Hi, I had taken this informal Stanford machine learning course last year, and since my GSoC finally got over I thought I would take it a bit more seriously. The Machine Learning course was in octave, and I started implementing a few algorithms using Python and Numpy. Here are a few must now concepts that I had learnt, I’m putting them here, which would save me effort from googling again. I shall update this post as soon as I come across more terms.

Type of algorithms
1] Supervised algorithms – Supervised algorithms are those in which you have both output and input data, and you throw it to the computer and ask it to predict the output for a given input.
E.g) You have the historical data of say, the runs scored for/against, the wickets lost/taken, the number of 100’s/50’s for the last 500 matches India had played and you want to predict if India will win/lose the next match, you need a supervised algorithm.

2] Unsupervised algorithms – Unsupervised algorithms is when you have the input data but do not have the output data and according to the input data, the computer figures out the output itself, A typical unsupervised algorithm is the K-means clustering algorithm.

Types of ML problems based on output data
1] Classification – A classification problem is when the output data has discrete values, These are usually called labels, For example, if you want to predict if it will rain tomorrow, there are two possibilities, it will rain or it will not. There is no in between.

2] Regression: A regression problem is when the output data is continuous.
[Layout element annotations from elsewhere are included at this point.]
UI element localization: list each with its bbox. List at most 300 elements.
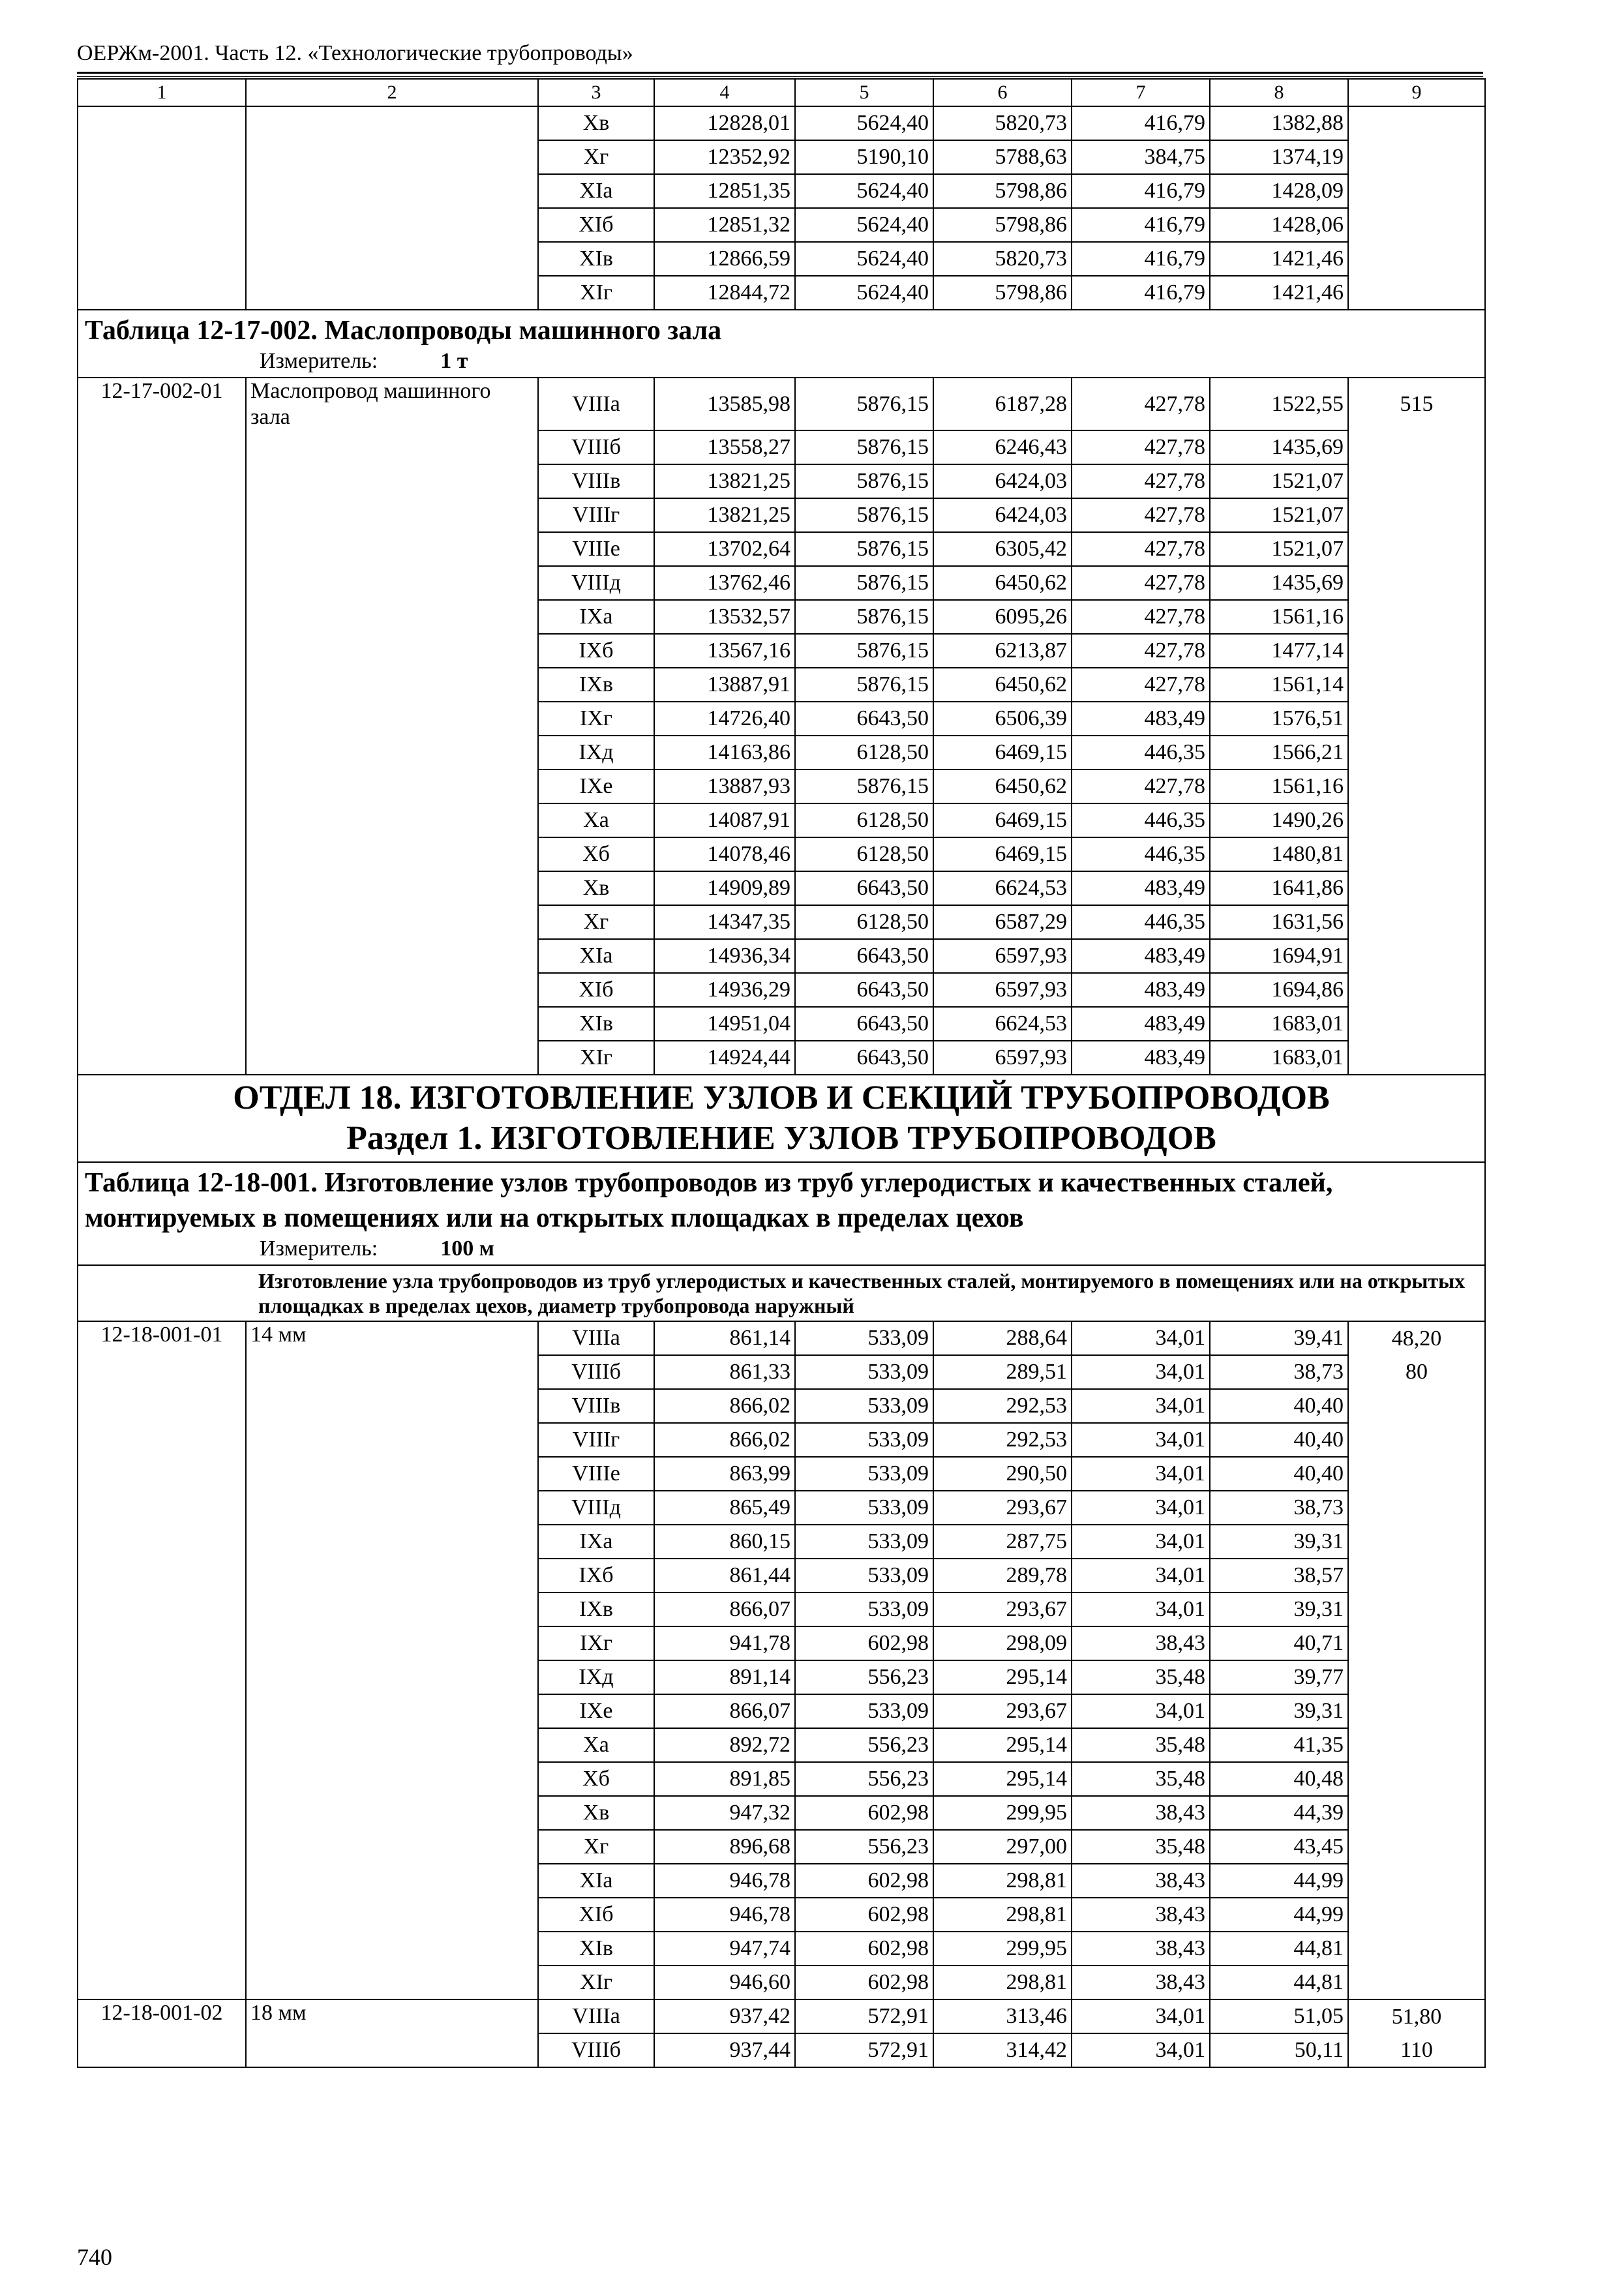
subsection-title: Раздел 1. ИЗГОТОВЛЕНИЕ УЗЛОВ ТРУБОПРОВОДОВ: [346, 1120, 1216, 1157]
value-cell: 298,81: [933, 1898, 1072, 1932]
value-cell: 1521,07: [1210, 498, 1348, 532]
subheading: [78, 1265, 1485, 1321]
section-heading: [78, 1075, 1485, 1162]
value-cell: 602,98: [795, 1966, 933, 1999]
rate-code-cell: [78, 939, 246, 973]
table-row: [78, 973, 1485, 1007]
zone-cell: VIIIа: [538, 378, 654, 430]
col9-cell: 515: [1348, 378, 1485, 430]
rate-name-cell: [246, 2033, 538, 2067]
value-cell: 1435,69: [1210, 430, 1348, 464]
rate-code-cell: [78, 702, 246, 736]
value-cell: 38,43: [1072, 1864, 1210, 1898]
value-cell: 5876,15: [795, 430, 933, 464]
rate-name-cell: [246, 770, 538, 803]
rate-code-cell: [78, 905, 246, 939]
value-cell: 533,09: [795, 1389, 933, 1423]
value-cell: 39,31: [1210, 1525, 1348, 1559]
rate-code-cell: 12-18-001-02: [78, 1999, 246, 2033]
value-cell: 13558,27: [654, 430, 795, 464]
value-cell: 483,49: [1072, 871, 1210, 905]
value-cell: 866,02: [654, 1389, 795, 1423]
rate-name-cell: [246, 939, 538, 973]
value-cell: 35,48: [1072, 1728, 1210, 1762]
rate-code-cell: [78, 1626, 246, 1660]
zone-cell: IXа: [538, 600, 654, 634]
rate-name-cell: Маслопровод машинного зала: [246, 378, 538, 430]
zone-cell: Xг: [538, 905, 654, 939]
rate-code-cell: [78, 1007, 246, 1041]
value-cell: 298,09: [933, 1626, 1072, 1660]
table-row: [78, 1796, 1485, 1830]
value-cell: 427,78: [1072, 770, 1210, 803]
rate-code-cell: [78, 1041, 246, 1075]
zone-cell: IXе: [538, 770, 654, 803]
table-row: [78, 1999, 1485, 2033]
value-cell: 483,49: [1072, 702, 1210, 736]
value-cell: 292,53: [933, 1423, 1072, 1457]
value-cell: 1521,07: [1210, 532, 1348, 566]
value-cell: 14936,29: [654, 973, 795, 1007]
rate-name-cell: [246, 736, 538, 770]
value-cell: 35,48: [1072, 1762, 1210, 1796]
value-cell: 946,78: [654, 1898, 795, 1932]
value-cell: 427,78: [1072, 498, 1210, 532]
value-cell: 533,09: [795, 1593, 933, 1626]
value-cell: 34,01: [1072, 2033, 1210, 2067]
value-cell: 14347,35: [654, 905, 795, 939]
rate-code-cell: [78, 174, 246, 208]
table-row: [78, 276, 1485, 310]
value-cell: 1428,06: [1210, 208, 1348, 242]
table-row: [78, 1559, 1485, 1593]
col9-cell: 80: [1348, 1355, 1485, 1389]
table-row: [78, 1864, 1485, 1898]
value-cell: 5876,15: [795, 464, 933, 498]
rate-name-cell: [246, 1728, 538, 1762]
rate-name-cell: [246, 464, 538, 498]
value-cell: 40,40: [1210, 1423, 1348, 1457]
col9-cell: [1348, 1898, 1485, 1932]
value-cell: 483,49: [1072, 1041, 1210, 1075]
value-cell: 861,14: [654, 1321, 795, 1355]
table-row: [78, 1932, 1485, 1966]
value-cell: 416,79: [1072, 174, 1210, 208]
value-cell: 298,81: [933, 1864, 1072, 1898]
value-cell: 14951,04: [654, 1007, 795, 1041]
col9-cell: [1348, 464, 1485, 498]
col9-cell: [1348, 140, 1485, 174]
value-cell: 5876,15: [795, 566, 933, 600]
rate-code-cell: [78, 1898, 246, 1932]
measure-line: [85, 1236, 1478, 1262]
zone-cell: VIIIа: [538, 1999, 654, 2033]
zone-cell: XIб: [538, 208, 654, 242]
section-title: ОТДЕЛ 18. ИЗГОТОВЛЕНИЕ УЗЛОВ И СЕКЦИЙ ТРУБОПРОВОДОВ: [233, 1079, 1330, 1116]
col9-cell: [1348, 430, 1485, 464]
zone-cell: VIIIа: [538, 1321, 654, 1355]
rate-name-cell: [246, 1041, 538, 1075]
value-cell: 44,39: [1210, 1796, 1348, 1830]
zone-cell: XIг: [538, 1966, 654, 1999]
value-cell: 483,49: [1072, 973, 1210, 1007]
value-cell: 533,09: [795, 1491, 933, 1525]
value-cell: 6095,26: [933, 600, 1072, 634]
table-title: Таблица 12-17-002. Маслопроводы машинного зала: [85, 316, 722, 346]
rate-code-cell: [78, 634, 246, 668]
value-cell: 295,14: [933, 1762, 1072, 1796]
table-row: [78, 1593, 1485, 1626]
value-cell: 1561,16: [1210, 600, 1348, 634]
value-cell: 6597,93: [933, 1041, 1072, 1075]
value-cell: 34,01: [1072, 1593, 1210, 1626]
value-cell: 5624,40: [795, 242, 933, 276]
subheading-row: [78, 1265, 1485, 1321]
table-row: [78, 208, 1485, 242]
value-cell: 6643,50: [795, 939, 933, 973]
rate-name-cell: [246, 905, 538, 939]
value-cell: 1477,14: [1210, 634, 1348, 668]
value-cell: 602,98: [795, 1898, 933, 1932]
rate-name-cell: [246, 1007, 538, 1041]
value-cell: 289,51: [933, 1355, 1072, 1389]
value-cell: 14909,89: [654, 871, 795, 905]
value-cell: 1421,46: [1210, 242, 1348, 276]
rate-code-cell: [78, 803, 246, 837]
table-row: [78, 2033, 1485, 2067]
zone-cell: XIв: [538, 1932, 654, 1966]
value-cell: 14163,86: [654, 736, 795, 770]
zone-cell: Xг: [538, 1830, 654, 1864]
table-heading-row: [78, 310, 1485, 378]
table-row: [78, 566, 1485, 600]
zone-cell: Xа: [538, 1728, 654, 1762]
value-cell: 6643,50: [795, 702, 933, 736]
column-number: 6: [933, 79, 1072, 106]
zone-cell: Xб: [538, 837, 654, 871]
table-row: [78, 803, 1485, 837]
table-heading: [78, 1162, 1485, 1265]
value-cell: 12851,35: [654, 174, 795, 208]
value-cell: 427,78: [1072, 532, 1210, 566]
value-cell: 43,45: [1210, 1830, 1348, 1864]
value-cell: 290,50: [933, 1457, 1072, 1491]
value-cell: 44,81: [1210, 1932, 1348, 1966]
table-row: [78, 106, 1485, 140]
value-cell: 602,98: [795, 1626, 933, 1660]
value-cell: 6128,50: [795, 736, 933, 770]
value-cell: 866,07: [654, 1694, 795, 1728]
value-cell: 13887,91: [654, 668, 795, 702]
value-cell: 1435,69: [1210, 566, 1348, 600]
value-cell: 44,99: [1210, 1864, 1348, 1898]
value-cell: 1521,07: [1210, 464, 1348, 498]
value-cell: 12866,59: [654, 242, 795, 276]
table-row: [78, 1423, 1485, 1457]
value-cell: 6469,15: [933, 803, 1072, 837]
zone-cell: Xв: [538, 106, 654, 140]
zone-cell: IXг: [538, 1626, 654, 1660]
value-cell: 5624,40: [795, 276, 933, 310]
value-cell: 14726,40: [654, 702, 795, 736]
rate-code-cell: [78, 736, 246, 770]
value-cell: 427,78: [1072, 378, 1210, 430]
table-row: [78, 1525, 1485, 1559]
value-cell: 297,00: [933, 1830, 1072, 1864]
zone-cell: XIа: [538, 1864, 654, 1898]
col9-cell: [1348, 668, 1485, 702]
value-cell: 6643,50: [795, 871, 933, 905]
zone-cell: IXг: [538, 702, 654, 736]
rate-name-cell: [246, 1491, 538, 1525]
value-cell: 5876,15: [795, 634, 933, 668]
value-cell: 947,74: [654, 1932, 795, 1966]
table-row: [78, 1457, 1485, 1491]
value-cell: 41,35: [1210, 1728, 1348, 1762]
value-cell: 298,81: [933, 1966, 1072, 1999]
value-cell: 891,85: [654, 1762, 795, 1796]
section-heading-row: [78, 1075, 1485, 1162]
value-cell: 38,43: [1072, 1932, 1210, 1966]
value-cell: 556,23: [795, 1728, 933, 1762]
zone-cell: VIIIе: [538, 1457, 654, 1491]
rate-code-cell: [78, 566, 246, 600]
zone-cell: VIIIб: [538, 2033, 654, 2067]
rate-code-cell: [78, 973, 246, 1007]
value-cell: 533,09: [795, 1321, 933, 1355]
value-cell: 946,60: [654, 1966, 795, 1999]
rate-name-cell: [246, 1694, 538, 1728]
rate-name-cell: [246, 600, 538, 634]
rate-code-cell: [78, 668, 246, 702]
column-number: 5: [795, 79, 933, 106]
value-cell: 1576,51: [1210, 702, 1348, 736]
zone-cell: XIв: [538, 1007, 654, 1041]
value-cell: 40,71: [1210, 1626, 1348, 1660]
value-cell: 38,73: [1210, 1355, 1348, 1389]
col9-cell: [1348, 208, 1485, 242]
measure-label: Измеритель:: [260, 1236, 378, 1261]
table-row: [78, 1660, 1485, 1694]
value-cell: 5190,10: [795, 140, 933, 174]
zone-cell: IXе: [538, 1694, 654, 1728]
rate-name-cell: [246, 566, 538, 600]
value-cell: 5820,73: [933, 242, 1072, 276]
col9-cell: [1348, 600, 1485, 634]
col9-cell: [1348, 106, 1485, 140]
value-cell: 1480,81: [1210, 837, 1348, 871]
col9-cell: [1348, 1559, 1485, 1593]
rate-code-cell: [78, 464, 246, 498]
zone-cell: XIа: [538, 939, 654, 973]
zone-cell: Xв: [538, 871, 654, 905]
value-cell: 427,78: [1072, 566, 1210, 600]
value-cell: 39,31: [1210, 1694, 1348, 1728]
value-cell: 6469,15: [933, 837, 1072, 871]
value-cell: 38,43: [1072, 1966, 1210, 1999]
table-row: [78, 905, 1485, 939]
col9-cell: [1348, 1966, 1485, 1999]
value-cell: 5876,15: [795, 770, 933, 803]
value-cell: 287,75: [933, 1525, 1072, 1559]
value-cell: 313,46: [933, 1999, 1072, 2033]
value-cell: 1683,01: [1210, 1007, 1348, 1041]
value-cell: 6624,53: [933, 871, 1072, 905]
measure-value: 100 м: [440, 1236, 494, 1261]
rate-name-cell: [246, 498, 538, 532]
table-row: [78, 702, 1485, 736]
table-row: [78, 1898, 1485, 1932]
col9-cell: [1348, 1728, 1485, 1762]
value-cell: 293,67: [933, 1491, 1072, 1525]
rate-code-cell: [78, 276, 246, 310]
value-cell: 5876,15: [795, 668, 933, 702]
value-cell: 946,78: [654, 1864, 795, 1898]
value-cell: 863,99: [654, 1457, 795, 1491]
table-row: [78, 837, 1485, 871]
rate-name-cell: [246, 1593, 538, 1626]
col9-cell: [1348, 1660, 1485, 1694]
zone-cell: VIIIд: [538, 566, 654, 600]
table-row: [78, 174, 1485, 208]
rate-code-cell: 12-18-001-01: [78, 1321, 246, 1355]
column-number: 8: [1210, 79, 1348, 106]
value-cell: 427,78: [1072, 430, 1210, 464]
value-cell: 556,23: [795, 1762, 933, 1796]
rate-name-cell: [246, 430, 538, 464]
rate-name-cell: [246, 1898, 538, 1932]
value-cell: 6424,03: [933, 464, 1072, 498]
col9-cell: [1348, 905, 1485, 939]
col9-cell: [1348, 803, 1485, 837]
header-rule-thin: [77, 76, 1483, 77]
value-cell: 5820,73: [933, 106, 1072, 140]
zone-cell: IXа: [538, 1525, 654, 1559]
table-row: [78, 770, 1485, 803]
table-row: [78, 1491, 1485, 1525]
value-cell: 446,35: [1072, 736, 1210, 770]
rate-code-cell: [78, 871, 246, 905]
rate-code-cell: [78, 1593, 246, 1626]
rate-code-cell: [78, 242, 246, 276]
value-cell: 861,33: [654, 1355, 795, 1389]
col9-cell: [1348, 1864, 1485, 1898]
value-cell: 896,68: [654, 1830, 795, 1864]
rate-code-cell: [78, 1728, 246, 1762]
value-cell: 34,01: [1072, 1457, 1210, 1491]
value-cell: 866,02: [654, 1423, 795, 1457]
rate-name-cell: [246, 1864, 538, 1898]
rate-code-cell: [78, 532, 246, 566]
value-cell: 14087,91: [654, 803, 795, 837]
value-cell: 44,99: [1210, 1898, 1348, 1932]
col9-cell: [1348, 1423, 1485, 1457]
value-cell: 861,44: [654, 1559, 795, 1593]
rate-code-cell: [78, 430, 246, 464]
column-number: 2: [246, 79, 538, 106]
value-cell: 299,95: [933, 1932, 1072, 1966]
rate-name-cell: [246, 1423, 538, 1457]
table-row: [78, 1041, 1485, 1075]
value-cell: 38,43: [1072, 1796, 1210, 1830]
rate-name-cell: [246, 803, 538, 837]
value-cell: 427,78: [1072, 668, 1210, 702]
table-heading-row: [78, 1162, 1485, 1265]
rate-code-cell: [78, 140, 246, 174]
table-row: [78, 532, 1485, 566]
column-number: 4: [654, 79, 795, 106]
value-cell: 5624,40: [795, 174, 933, 208]
value-cell: 941,78: [654, 1626, 795, 1660]
table-row: [78, 634, 1485, 668]
value-cell: 6643,50: [795, 1007, 933, 1041]
rate-code-cell: [78, 1796, 246, 1830]
table-row: [78, 1762, 1485, 1796]
col9-cell: [1348, 276, 1485, 310]
value-cell: 572,91: [795, 2033, 933, 2067]
table-row: [78, 600, 1485, 634]
value-cell: 6643,50: [795, 973, 933, 1007]
table-row: [78, 1321, 1485, 1355]
value-cell: 1561,16: [1210, 770, 1348, 803]
value-cell: 602,98: [795, 1796, 933, 1830]
value-cell: 860,15: [654, 1525, 795, 1559]
column-number-row: [78, 79, 1485, 106]
rate-name-cell: [246, 668, 538, 702]
table-row: [78, 464, 1485, 498]
table-row: [78, 1728, 1485, 1762]
rate-name-cell: [246, 1525, 538, 1559]
table-row: [78, 871, 1485, 905]
table-row: [78, 1355, 1485, 1389]
rate-name-cell: [246, 1762, 538, 1796]
value-cell: 446,35: [1072, 803, 1210, 837]
rate-name-cell: [246, 634, 538, 668]
value-cell: 1382,88: [1210, 106, 1348, 140]
rate-code-cell: [78, 498, 246, 532]
value-cell: 6246,43: [933, 430, 1072, 464]
value-cell: 1428,09: [1210, 174, 1348, 208]
value-cell: 6450,62: [933, 668, 1072, 702]
rate-name-cell: [246, 208, 538, 242]
value-cell: 1631,56: [1210, 905, 1348, 939]
value-cell: 40,48: [1210, 1762, 1348, 1796]
col9-cell: [1348, 174, 1485, 208]
rate-code-cell: [78, 1864, 246, 1898]
value-cell: 34,01: [1072, 1491, 1210, 1525]
value-cell: 35,48: [1072, 1830, 1210, 1864]
zone-cell: XIб: [538, 973, 654, 1007]
value-cell: 12828,01: [654, 106, 795, 140]
col9-cell: [1348, 939, 1485, 973]
value-cell: 483,49: [1072, 1007, 1210, 1041]
value-cell: 6506,39: [933, 702, 1072, 736]
value-cell: 6450,62: [933, 566, 1072, 600]
rate-name-cell: [246, 1796, 538, 1830]
table-row: [78, 378, 1485, 430]
value-cell: 38,43: [1072, 1626, 1210, 1660]
rate-code-cell: [78, 1389, 246, 1423]
col9-cell: [1348, 1796, 1485, 1830]
value-cell: 5798,86: [933, 174, 1072, 208]
value-cell: 5624,40: [795, 208, 933, 242]
value-cell: 38,73: [1210, 1491, 1348, 1525]
value-cell: 1694,91: [1210, 939, 1348, 973]
col9-cell: [1348, 973, 1485, 1007]
value-cell: 295,14: [933, 1660, 1072, 1694]
value-cell: 6587,29: [933, 905, 1072, 939]
value-cell: 50,11: [1210, 2033, 1348, 2067]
For example. if you want to predict, the price of the house given the area and the number of rooms, it is a regression problem, since house prices can have a number of values. (This example and many other examples from now on is/will be shamelessly copied from Andrew Ng’s lectures)

Distributions
Since a major part of Machine learning include Probability and Statistics (fortunately or unfortunately), most often the input data and output data are assumed to follow certain distributions.
1] Bernoulli Distribution – In any typical binary classification problem, the output data follows a Bernoulli distribution, parametrised by $\phi$, and one of the focus of the ML algorithm would be to find this parameter $\phi$
$y~f(\phi) = \phi^{y}*(1-\phi)^{1 - y}$. $y$ can take two values, 1 and 0, If it is 1, then it outputs value $latex\phi$ and outputs $(1 - \phi)$

2] Normal distribution – In a regression problem, more often than not, since the output data is continuous, it is assumed to follow a normal distribution with parameters $\nu$ and $\sigma$. The distributions which is a bell shaped curve is given by
$\frac{1}{\sigma\sqrt{2\pi}}\*e^\frac{-(x-\nu)^{2}}{2\sigma^{2}}$. As can be seen from the formula, the values closer to the mean, have a higher probability, since the numerator is a decreasing exponential. Here x is a vector of 1-D, when vector is n-D or more specifically when there are n feature vectors, this can be generalised to follow a multivariate normal distribution, which we shall hopefully see later.

Miscellaneous
Normalisation is when the input data has n feature vectors and when the features have different dimensions. For example, say one feature is the area of the house, and the other the number of rooms, we would get a set of vectors like this [20000, 1], [30000, 2], [50000, 1], and your algo would treat both equally. So input data is normalised, This is done by subtracting it with the mean and dividing it by the standard deviation.

I think thats enough. Lets hopefully look at linear regression in the next blogpost.